When you watch the series, you will know that there is a story behind each footage. Like the French Open final in 1999, where you will also hear what their strategy was and how they went about it. You not only get to see a fantastic match but also get to know the backstory. It is like when a great cricket match is going on…I am more interested in what the two batsmen are talking about on the pitch.
Was there a footage that floored you?
Oh, some of the games they played and some of those shots. As a tennis fan, it was a treat for me. In fact, it was tough for me and my team to sit through those three-hour-long matches and pick and choose moments. When you are having a good time, even hard work seems like fun and that is what happened.
The series is co-directed by you and your wife. Though you guys have worked together as writers, what is the equation like when you collaborate as directors?

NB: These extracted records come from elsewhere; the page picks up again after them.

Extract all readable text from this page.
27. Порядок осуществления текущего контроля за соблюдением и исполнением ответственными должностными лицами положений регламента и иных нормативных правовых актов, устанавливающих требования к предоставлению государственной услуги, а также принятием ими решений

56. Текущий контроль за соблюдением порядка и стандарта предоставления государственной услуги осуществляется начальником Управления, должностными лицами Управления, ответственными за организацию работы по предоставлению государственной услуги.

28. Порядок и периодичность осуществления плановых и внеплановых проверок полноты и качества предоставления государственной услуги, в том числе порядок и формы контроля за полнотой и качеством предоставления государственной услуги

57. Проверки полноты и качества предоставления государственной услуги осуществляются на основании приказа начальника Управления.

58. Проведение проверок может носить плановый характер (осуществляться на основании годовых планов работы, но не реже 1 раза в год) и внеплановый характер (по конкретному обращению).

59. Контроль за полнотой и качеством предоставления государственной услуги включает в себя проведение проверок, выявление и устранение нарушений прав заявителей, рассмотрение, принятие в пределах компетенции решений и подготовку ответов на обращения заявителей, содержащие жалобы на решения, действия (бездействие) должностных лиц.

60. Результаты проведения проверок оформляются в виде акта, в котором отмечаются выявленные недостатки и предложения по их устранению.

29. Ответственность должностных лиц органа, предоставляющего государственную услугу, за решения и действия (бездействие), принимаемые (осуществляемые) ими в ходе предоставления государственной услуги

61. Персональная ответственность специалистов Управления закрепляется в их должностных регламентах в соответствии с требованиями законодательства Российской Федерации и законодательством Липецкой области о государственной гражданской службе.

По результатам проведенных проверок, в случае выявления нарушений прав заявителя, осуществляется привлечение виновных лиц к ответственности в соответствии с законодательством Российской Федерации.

When your relationship is based on understanding; where there are no ego issues involved, things become very easy. We know our strengths and weaknesses, like Mahesh and Leander. When one of them lacked, the other complimented. And they completed each other. So, Ashwiny completes me in that sense.
In a way, Break Point, for you and Ashwiny, must have been a mixed-double match…
Leander said the exact same thing (laughs).
The series was wrapped in the midst of the pandemic. How difficult were the conditions, especially filming a docu-series?
It was not easy. There was a constant fear of COVID-19 lurking around the corner. But then when works starts, all those things disappear. Once you realise this has to be done, then you try and find the best way to work around it. It is like what Mahesh says when they faced [Roger] Federer in Olympics. Do you want to play against him at such a big occasion, absolutely not. But you have to find a way to play around. That is what we have done.
We shot all around the world with tennis legends like The Woodies, Bryan brothers, Martina Hingis, you name it. To be able to find a production and a director of photography, and figure out logistics was a bit more challenging than shooting it in India. At least you can figure out the logistics here. Doing it in eight countries was something we were not prepared for but somehow managed to pull off.
Break Point streams on Zee5 on October 1.